Last week we went back to Osaka for another Daihachi Ryodan gig. The last time was the Haru Ichiban festival in a beautiful Spring park, but this one was at a funky place called Rain Dogs in the Umeda “entertainment district” – a zone of cheap eating and drinking places, interspersed with various disreputable-looking establishments offering some kind of “service”… Very much an Asian city scene packed with neon signs, strolling customers, hustlers,sounds, smells… and much bigger than any equivalent in Nagoya. Osaka is big – with 6 million people, and then Kobe and Kyoto close by, this is an urban conglomeration to rival Tokyo/Yokohama.The Osaka expressway is quite something – this maze of overhead highways snakes to and fro between high-rise buildings just like something out of the comics that were around when I was a kid. The difference between that view of the future and the reality it’s turned out to be is that the people in those pictures looked happy and relaxed as their futuristic vehicles flew here and there – now everyone’s late for a meeting or something and stressed out. Why do we have to spend so much of our time going from one place to another these days?
Topping the bill at Rain Dogs was Noboru Abe and the Magic Animals (I wish I’d thought of that name!) who were really good, in an odd sort of way. No spectacular solos or anything, but an original groove and interesting vocals. One of those bands that creates their own world. I suppose they’re a sort of cult band – they don’t even have a web page. Abe san is a dai sempai who in 1998 was hanging out with Mickey Hart when I was just starting College, and one of the moving spirits behind the Haruichiban festival.

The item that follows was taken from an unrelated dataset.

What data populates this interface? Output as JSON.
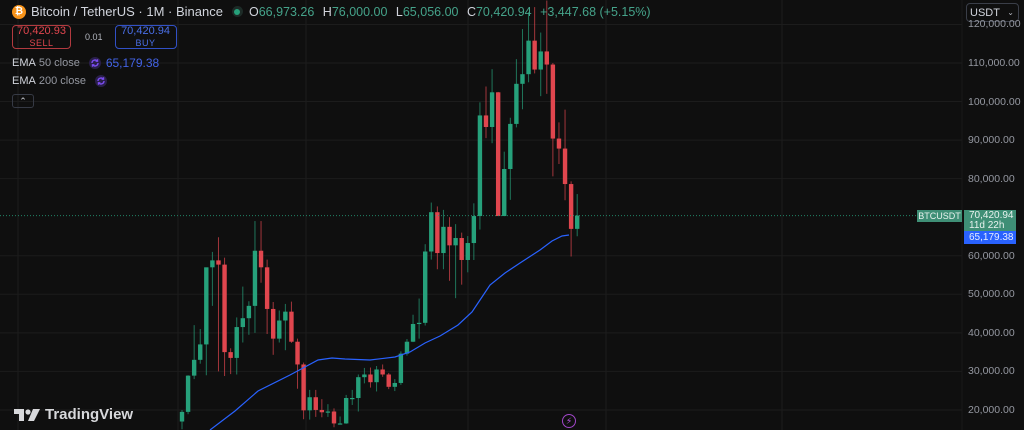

Kansai (Osaka, Kobe, Kyoto and district) is kindof cool these days and you can hear kansai ben on NHK where before it was all standard Japanese, a bit like the increase in regional English on the BBC. Osaka is sometimes compared with Birmingham in the UK, but the people remind me more of Londoners – quick talkers, great sense of humour (Osaka’s the centre of manzai ), on the lookout for a quick profit but friendly and kind. They make good audiences too, and Daihachi’s performance went over quite well I think. A nice outing.